Diese Entscheidung, bei einer marginalen Wahlbeteiligung von nur 4%, widerspricht jeglichen demokratischen Standards und ist von keiner legitimen Basis gedeckt. Das Resultat dieser Aktion sind ein wachsender Unmut unter der serbischen Bevölkerung im Kosovo und eine alarmierende Eskalation der Spannungen in Form von Protesten, die bis dato anhalten. Die Situation ist hochgefährlich und ein militärischer Konflikt zum Greifen nah – möglicherweise sogar unter direkter Beteiligung der NATO-Truppen der KFOR-Mission, mit potenziell verheerenden Folgen für die gesamte Region.
Die eindeutig provokativen Schritte Kurtis haben in der internationalen Gemeinschaft eine überraschend einhellige Entrüstung und die Verurteilung der Politik der Regierung in Pristina ausgelöst, die es so seit der völkerrechtswidrigen Abspaltung des Kosovo von Serbien nicht gegeben hat. Offensichtlich ist: Der sogenannte „Wertewesten“ kann die systematische Benachteiligung der serbischen Minderheit durch die Regierung in Pristina nicht länger ignorieren.

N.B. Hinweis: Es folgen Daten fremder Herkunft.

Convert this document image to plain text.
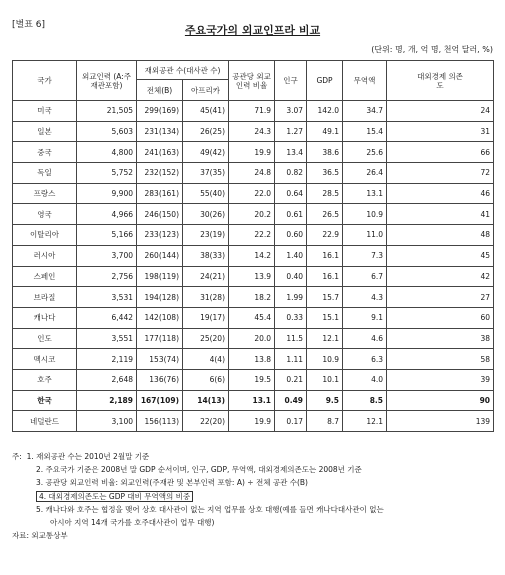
[별표 6]	주요국가의 외교인프라 비교
(단위: 명, 개, 억 명, 천억 달러, %)
국가	외교인력 (A:주재관포함)	재외공관 수(대사관 수)		공관당 외교인력 비율	인구	GDP	무역액	대외경제 의존도
		전체(B)	아프리카					
미국	21,505	299(169)	45(41)	71.9	3.07	142.0	34.7	24
일본	5,603	231(134)	26(25)	24.3	1.27	49.1	15.4	31
중국	4,800	241(163)	49(42)	19.9	13.4	38.6	25.6	66
독일	5,752	232(152)	37(35)	24.8	0.82	36.5	26.4	72
프랑스	9,900	283(161)	55(40)	22.0	0.64	28.5	13.1	46
영국	4,966	246(150)	30(26)	20.2	0.61	26.5	10.9	41
이탈리아	5,166	233(123)	23(19)	22.2	0.60	22.9	11.0	48
러시아	3,700	260(144)	38(33)	14.2	1.40	16.1	7.3	45
스페인	2,756	198(119)	24(21)	13.9	0.40	16.1	6.7	42
브라질	3,531	194(128)	31(28)	18.2	1.99	15.7	4.3	27
캐나다	6,442	142(108)	19(17)	45.4	0.33	15.1	9.1	60
인도	3,551	177(118)	25(20)	20.0	11.5	12.1	4.6	38
멕시코	2,119	153(74)	4(4)	13.8	1.11	10.9	6.3	58
호주	2,648	136(76)	6(6)	19.5	0.21	10.1	4.0	39
한국	2,189	167(109)	14(13)	13.1	0.49	9.5	8.5	90
네덜란드	3,100	156(113)	22(20)	19.9	0.17	8.7	12.1	139
주: 1. 재외공관 수는 2010년 2월말 기준
2. 주요국가 기준은 2008년 말 GDP 순서이며, 인구, GDP, 무역액, 대외경제의존도는 2008년 기준
3. 공관당 외교인력 비율: 외교인력(주재관 및 본부인력 포함: A) ÷ 전체 공관 수(B)
4. 대외경제의존도는 GDP 대비 무역액의 비중
5. 캐나다와 호주는 협정을 맺어 상호 대사관이 없는 지역 업무를 상호 대행(예를 들면 캐나다대사관이 없는
아시아 지역 14개 국가를 호주대사관이 업무 대행)
자료: 외교통상부
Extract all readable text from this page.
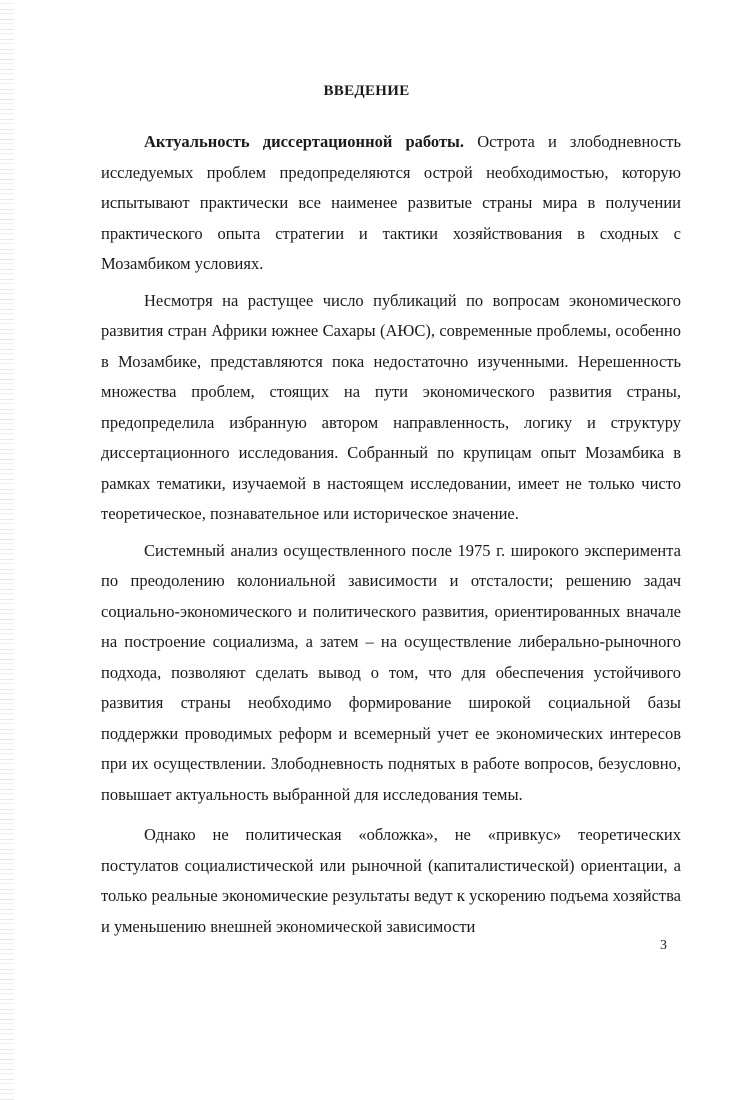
ВВЕДЕНИЕ

Актуальность диссертационной работы. Острота и злободневность исследуемых проблем предопределяются острой необходимостью, которую испытывают практически все наименее развитые страны мира в получении практического опыта стратегии и тактики хозяйствования в сходных с Мозамбиком условиях.

Несмотря на растущее число публикаций по вопросам экономического развития стран Африки южнее Сахары (АЮС), современные проблемы, особенно в Мозамбике, представляются пока недостаточно изученными. Нерешенность множества проблем, стоящих на пути экономического развития страны, предопределила избранную автором направленность, логику и структуру диссертационного исследования. Собранный по крупицам опыт Мозамбика в рамках тематики, изучаемой в настоящем исследовании, имеет не только чисто теоретическое, познавательное или историческое значение.

Системный анализ осуществленного после 1975 г. широкого эксперимента по преодолению колониальной зависимости и отсталости; решению задач социально-экономического и политического развития, ориентированных вначале на построение социализма, а затем – на осуществление либерально-рыночного подхода, позволяют сделать вывод о том, что для обеспечения устойчивого развития страны необходимо формирование широкой социальной базы поддержки проводимых реформ и всемерный учет ее экономических интересов при их осуществлении. Злободневность поднятых в работе вопросов, безусловно, повышает актуальность выбранной для исследования темы.

Однако не политическая «обложка», не «привкус» теоретических постулатов социалистической или рыночной (капиталистической) ориентации, а только реальные экономические результаты ведут к ускорению подъема хозяйства и уменьшению внешней экономической зависимости

3
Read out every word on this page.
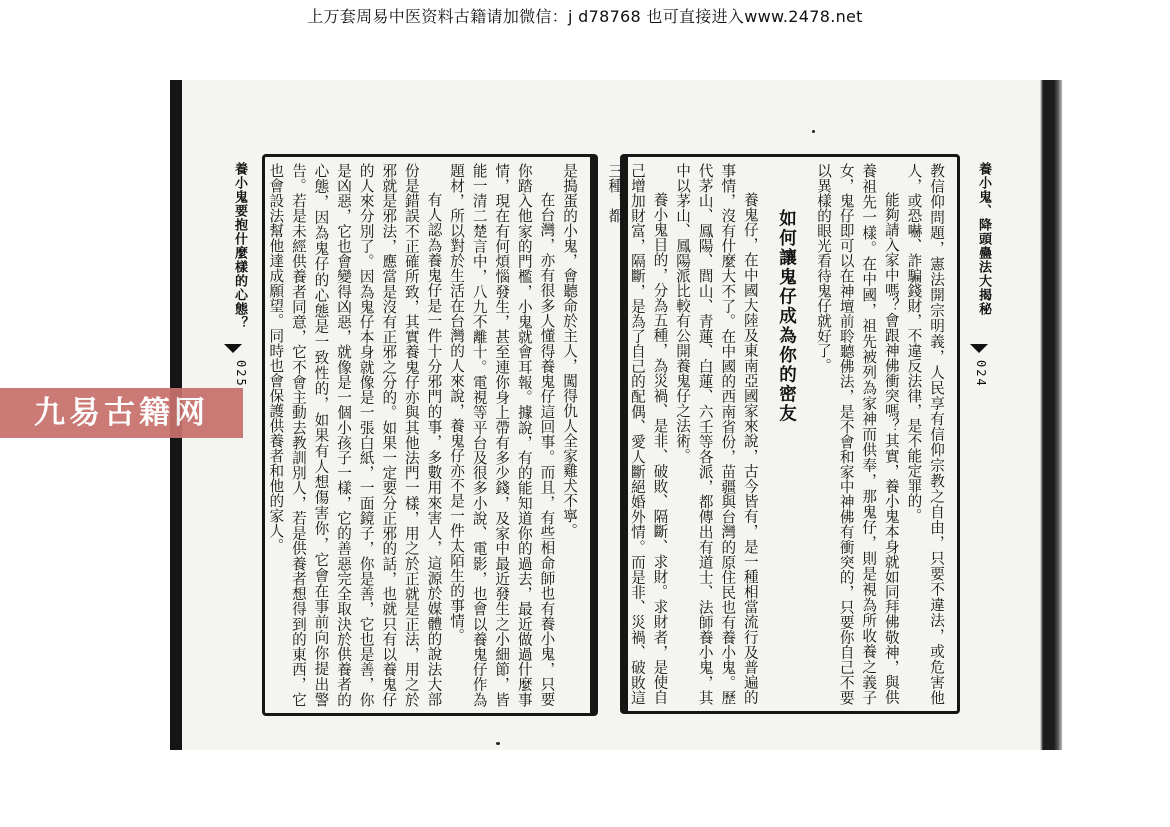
上万套周易中医资料古籍请加微信：j d78768 也可直接进入www.2478.net
養小鬼要抱什麼樣的心態？
025	是搗蛋的小鬼，會聽命於主人，闖得仇人全家雞犬不寧。

在台灣，亦有很多人懂得養鬼仔這回事。而且，有些相命師也有養小鬼，只要你踏入他家的門檻，小鬼就會耳報。據說，有的能知道你的過去，最近做過什麼事情，現在有何煩惱發生，甚至連你身上帶有多少錢，及家中最近發生之小細節，皆能一清二楚言中，八九不離十。電視等平台及很多小說、電影，也會以養鬼仔作為題材，所以對於生活在台灣的人來說，養鬼仔亦不是一件太陌生的事情。

有人認為養鬼仔是一件十分邪門的事，多數用來害人，這源於媒體的說法大部份是錯誤不正確所致，其實養鬼仔亦與其他法門一樣，用之於正就是正法，用之於邪就是邪法，應當是沒有正邪之分的。如果一定要分正邪的話，也就只有以養鬼仔的人來分別了。因為鬼仔本身就像是一張白紙，一面鏡子，你是善，它也是善，你是凶惡，它也會變得凶惡，就像是一個小孩子一樣，它的善惡完全取決於供養者的心態，因為鬼仔的心態是一致性的，如果有人想傷害你，它會在事前向你提出警告。若是未經供養者同意，它不會主動去教訓別人，若是供養者想得到的東西，它也會設法幫他達成願望。同時也會保護供養者和他的家人。	養小鬼、降頭蠱法大揭秘
024

教信仰問題，憲法開宗明義，人民享有信仰宗教之自由，只要不違法，或危害他人，或恐嚇、詐騙錢財，不違反法律，是不能定罪的。

能夠請入家中嗎？會跟神佛衝突嗎？其實，養小鬼本身就如同拜佛敬神，與供養祖先一樣。在中國，祖先被列為家神而供奉，那鬼仔，則是視為所收養之義子女，鬼仔即可以在神壇前聆聽佛法，是不會和家中神佛有衝突的，只要你自己不要以異樣的眼光看待鬼仔就好了。

如何讓鬼仔成為你的密友

養鬼仔，在中國大陸及東南亞國家來說，古今皆有，是一種相當流行及普遍的事情，沒有什麼大不了。在中國的西南省份，苗疆與台灣的原住民也有養小鬼。歷代茅山、鳳陽、閭山、青蓮、白蓮、六壬等各派，都傳出有道士、法師養小鬼，其中以茅山、鳳陽派比較有公開養鬼仔之法術。

養小鬼目的，分為五種，為災禍、是非、破敗、隔斷、求財。求財者，是使自己增加財富，隔斷，是為了自己的配偶、愛人斷絕婚外情。而是非、災禍、破敗這三種，都

九易古籍网
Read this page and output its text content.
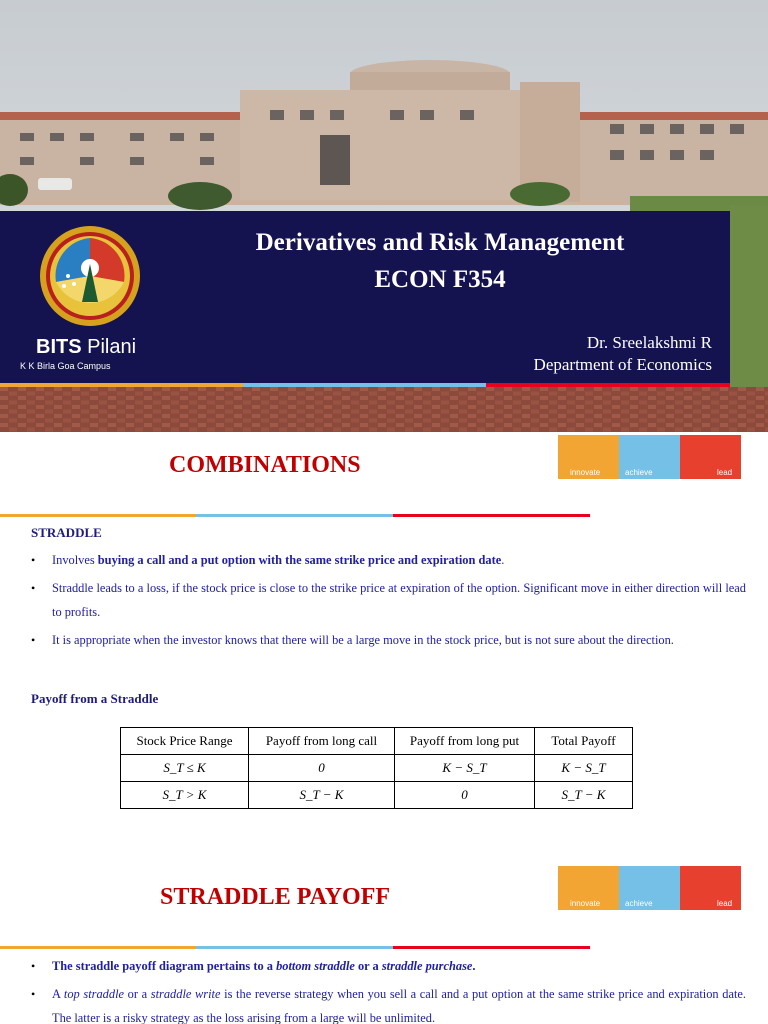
Derivatives and Risk Management
ECON F354
Dr. Sreelakshmi R
Department of Economics
BITS Pilani
K K Birla Goa Campus
COMBINATIONS	innovate	achieve	lead
STRADDLE
• Involves buying a call and a put option with the same strike price and expiration date.
• Straddle leads to a loss, if the stock price is close to the strike price at expiration of the option. Significant move in either direction will lead to profits.
• It is appropriate when the investor knows that there will be a large move in the stock price, but is not sure about the direction.
Payoff from a Straddle
Stock Price Range	Payoff from long call	Payoff from long put	Total Payoff
S_T ≤ K	0	K − S_T	K − S_T
S_T > K	S_T − K	0	S_T − K
STRADDLE PAYOFF	innovate	achieve	lead
• The straddle payoff diagram pertains to a bottom straddle or a straddle purchase.
• A top straddle or a straddle write is the reverse strategy when you sell a call and a put option at the same strike price and expiration date. The latter is a risky strategy as the loss arising from a large will be unlimited.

Doch der wahrscheinliche Auslöser ist weniger edelmütig: man fürchtet sich, dass es zu einer unmittelbaren Konfrontation zwischen KFOR-Soldaten und serbischen Demonstranten kommen könnte und ein neuer Krisenherd in Südosteuropa wäre eine Bürde, die der Westen schlichtweg nicht tragen kann. Daher überrascht es wenig, dass hochrangige Vertreter der US-Regierung, einschließlich Außenminister Anthony Blinken sowie der amerikanische Botschafter in Pristina, Kurtis Vorgehen scharf kritisiert haben.
Schweigen der Bundesregierung
Mitten in diesem neuen Trend der aus dem Westen geäußerten Kritik gibt es allerdings eine Regierung, die sich bemerkenswert zurückhält: unsere selbsternannt „wertegeleitete“ Bundesregierung, allen voran deren „moralische“ Leitfigur Außenministerin Baerbock. Die deutsche Regierung bleibt – entgegen allen Realitäten – lieber dabei, mit dem Finger auf Serbien zu zeigen, das sich – Überraschung! – nicht dem Wirtschaftskrieg gegen Russland angeschlossen hat. Kein Wunder also, dass Baerbock sich in Schweigen hüllt und sogar Abgeordnete wie Adis Ahmetovic (SPD) die Schuld in Belgrad suchen.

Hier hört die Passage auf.